Tuesday, July 20, 2010

Do you dance with flowers in your mouth?

As I was sewing a quilt this evening, Jadon pointed to the fabric and said, "Those are flowers." Which led us to the following conversation.

Me: Yes, those are flowers.
Jadon: Do you like flowers?
Me: I love flowers.
Jadon: Do you dance with flowers in your mouth?
Me: Sometimes. Do you think dad dances with flowers in his mouth?
Jadon: No. He's a natural.

Thursday, July 15, 2010

Jadon: "Are we going on a trip?"

When I was teaching a bookbinding class this past Saturday, Jadon and Ethan went to the Farmer's Market with my parents. He got his face painted and they tried out all sorts of food. Jadon even got a carved wooden owl and watched the man make it. He loves things like that so I'm sure he had so much fun!

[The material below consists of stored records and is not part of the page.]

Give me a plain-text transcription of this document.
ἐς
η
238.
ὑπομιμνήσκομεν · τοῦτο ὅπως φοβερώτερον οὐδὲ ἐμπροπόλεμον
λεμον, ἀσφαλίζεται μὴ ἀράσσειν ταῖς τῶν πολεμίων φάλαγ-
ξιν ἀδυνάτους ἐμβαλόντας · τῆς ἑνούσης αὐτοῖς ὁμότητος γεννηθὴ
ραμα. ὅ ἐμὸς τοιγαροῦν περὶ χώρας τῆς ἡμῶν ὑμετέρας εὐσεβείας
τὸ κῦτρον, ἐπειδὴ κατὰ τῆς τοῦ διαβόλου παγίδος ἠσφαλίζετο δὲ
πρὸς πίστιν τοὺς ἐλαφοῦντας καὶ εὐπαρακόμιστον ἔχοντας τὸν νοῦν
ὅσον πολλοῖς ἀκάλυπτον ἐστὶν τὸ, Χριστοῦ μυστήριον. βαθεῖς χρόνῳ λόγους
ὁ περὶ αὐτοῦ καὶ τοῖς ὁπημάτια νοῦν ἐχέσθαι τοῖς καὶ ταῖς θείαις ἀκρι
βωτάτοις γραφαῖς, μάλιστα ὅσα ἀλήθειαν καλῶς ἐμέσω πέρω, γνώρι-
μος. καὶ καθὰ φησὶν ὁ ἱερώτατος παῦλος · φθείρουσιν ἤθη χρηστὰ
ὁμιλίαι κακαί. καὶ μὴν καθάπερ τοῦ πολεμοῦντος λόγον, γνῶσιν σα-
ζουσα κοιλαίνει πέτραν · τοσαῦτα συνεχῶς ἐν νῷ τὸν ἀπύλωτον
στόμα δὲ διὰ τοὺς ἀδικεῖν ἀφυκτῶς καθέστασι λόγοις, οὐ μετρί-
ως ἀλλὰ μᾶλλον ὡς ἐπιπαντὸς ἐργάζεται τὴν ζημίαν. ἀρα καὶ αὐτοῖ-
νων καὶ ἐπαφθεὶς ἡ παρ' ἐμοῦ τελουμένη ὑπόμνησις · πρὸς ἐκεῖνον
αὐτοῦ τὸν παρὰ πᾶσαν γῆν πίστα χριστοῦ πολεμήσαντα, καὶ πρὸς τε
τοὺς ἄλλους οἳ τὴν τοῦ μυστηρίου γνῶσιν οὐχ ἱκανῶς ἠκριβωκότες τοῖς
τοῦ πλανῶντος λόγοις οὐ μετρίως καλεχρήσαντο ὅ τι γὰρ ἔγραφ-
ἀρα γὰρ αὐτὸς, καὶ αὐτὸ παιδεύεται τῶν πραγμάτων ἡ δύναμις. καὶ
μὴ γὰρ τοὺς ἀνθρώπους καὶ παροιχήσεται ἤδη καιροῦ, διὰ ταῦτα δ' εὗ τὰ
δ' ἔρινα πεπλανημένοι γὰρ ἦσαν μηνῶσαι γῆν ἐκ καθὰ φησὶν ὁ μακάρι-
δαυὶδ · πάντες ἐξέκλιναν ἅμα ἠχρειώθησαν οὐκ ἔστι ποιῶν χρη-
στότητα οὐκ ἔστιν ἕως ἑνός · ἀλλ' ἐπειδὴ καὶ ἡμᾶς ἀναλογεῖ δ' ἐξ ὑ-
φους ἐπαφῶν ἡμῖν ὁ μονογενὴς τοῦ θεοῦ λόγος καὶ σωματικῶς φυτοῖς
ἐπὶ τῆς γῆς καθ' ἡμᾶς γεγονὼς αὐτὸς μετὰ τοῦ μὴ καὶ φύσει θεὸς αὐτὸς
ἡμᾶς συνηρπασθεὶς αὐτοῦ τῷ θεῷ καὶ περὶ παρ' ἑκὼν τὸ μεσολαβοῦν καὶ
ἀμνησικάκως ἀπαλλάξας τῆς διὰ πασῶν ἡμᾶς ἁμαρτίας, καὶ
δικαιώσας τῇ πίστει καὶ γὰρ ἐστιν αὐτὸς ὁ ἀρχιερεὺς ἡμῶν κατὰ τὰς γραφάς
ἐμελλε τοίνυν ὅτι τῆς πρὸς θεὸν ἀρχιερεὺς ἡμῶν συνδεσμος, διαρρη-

Whenever he visits my parents house, he also has to take a turn on the truck dolly. My dad always takes a break from working to give him a push. Ethan hasn't quite learned how to stand on it yet but he kept trying. These photos were taken about a half an hour apart. You can see he became messy from the popsicle and had to change his clothes.

Tuesday, July 13, 2010

Custom Artist Journal for My Grandma

This artist journal is a custom order from my grandma. You can click on the photos to see them larger.

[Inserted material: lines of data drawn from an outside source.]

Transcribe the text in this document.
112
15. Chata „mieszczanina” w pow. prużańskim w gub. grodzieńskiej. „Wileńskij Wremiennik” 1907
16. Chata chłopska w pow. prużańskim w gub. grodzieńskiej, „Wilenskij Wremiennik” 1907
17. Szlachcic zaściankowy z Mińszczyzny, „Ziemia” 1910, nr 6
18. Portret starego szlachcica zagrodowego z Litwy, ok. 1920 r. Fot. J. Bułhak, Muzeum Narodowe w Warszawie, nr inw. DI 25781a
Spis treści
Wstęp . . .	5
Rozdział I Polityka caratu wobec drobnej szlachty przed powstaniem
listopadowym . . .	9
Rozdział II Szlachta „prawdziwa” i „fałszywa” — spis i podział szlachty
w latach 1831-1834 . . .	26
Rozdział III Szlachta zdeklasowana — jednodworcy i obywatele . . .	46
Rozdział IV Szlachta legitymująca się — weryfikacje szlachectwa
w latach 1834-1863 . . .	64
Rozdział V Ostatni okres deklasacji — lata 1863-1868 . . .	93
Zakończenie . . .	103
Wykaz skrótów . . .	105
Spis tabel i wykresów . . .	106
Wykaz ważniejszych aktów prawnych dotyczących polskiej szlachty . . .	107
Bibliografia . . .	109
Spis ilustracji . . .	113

She wanted a book that she could carry around with her so the book is slightly larger than 5" x 7" and it's about 1.25" thick. She requested that the book have an assortment of papers so I included the following paper types: Mohawk Superfine 80lb Smooth soft white, Canson charcoal paper in blues, cream, pale yellow and green.

There's also Lokta heavy weight and light weight papers in red, purple, green, pumpkin, pinto and sand. There are also embossed papers and papers with leaves, flowers, and thread inclusions. Papers are from all around the world (Nepal, Thailand, Japan, Canada and the U.S.)

The paper will be great for all sorts of mediums.

She wanted the book to look used and old so I took a honey colored cowhide and with the help of my dad we antiqued the leather. The pages were deckled to give it a handmade and more used/old feel to it. As she uses it, the page edges will get worn and look older. The cover has a bit of deep red to it and I used maroon linen thread to sew it.

My grandma said I could burn anything I wanted into the cover (a bunny, a flower, her name) and so I put her name on the spine and I put the white rabbit from Alice in Wonderland on the front cover. She mentioned "a little rabbit" when we talked on the phone so I'm hoping she's ok with a full cover illustration. I put an old button on the cover and braided linen thread for the closure. I placed a skeleton key on the end of the thread but I'm not sure if that will stay. It's heavy for such a tiny key so I'm not sure I like the feel of it. It's removable so I think I'll let her decide on that one.

The book is sewn in a longstitch style which allows the pages to open flat (and even fold back in half) so it's wonderful for artwork as well as carrying around.

It really is a beautiful book with beautiful paper. 

Waxed Irish Linen Thread is great for Jewelry!

Diane of Adesso Jewelry on Etsy purchased some waxed linen thread from my shop. This is what she made with it:

Isn't this necklace beautiful! And it is also totally metal free! Which is great for those of us who have allergic reactions to metal from jewelry clasps and chains. I'm excited to see more designs with linen thread.

Diane also crochets wire bracelets and does great beadwork. Check out her etsy shop full of beautiful handmade items.

How to make your own curved needles

Curved needles are important for sewing coptic stitch books. They allow you to sew faster and tighter.

This photograph shows my expensive $1 curved needle and my $.20 homemade curved needle.

Daniel took a video of me curving needles for my coptic stitch students. I can't find the video but when I do, I'll place it in this post. For now, I've written instructions below.

To curve needles you will need:

Straight bookbinding needles. I use a darning size 1.
Two pairs of Pliers
A candle or a gas burner
A plate or something to place a hot burning needle on to cool down

You can use a candle but I use a gas stove burner. I take the pot rack holder off so that I can get in close to the burner. I hold a needle with one of the pliers and place the middle part in the flame. When the needle becomes red hot, I take the other pliers and place it on the other side of the needle so that both ends are being held by pliers. I then bend the needle to the angle I would like it at. Place the needle on a plate or on something to cool down. The pliers will be burning hot as well so set them down on a heat resistant surface when you are finished!

Props to Esther K. Smith for teaching me that one :) It saves money and works just as well!

I taught a coptic stitch class on Saturday at the studio above Provo Art & Frame. The students were wonderful and their books turned out beautifully! Thank you to all those who came!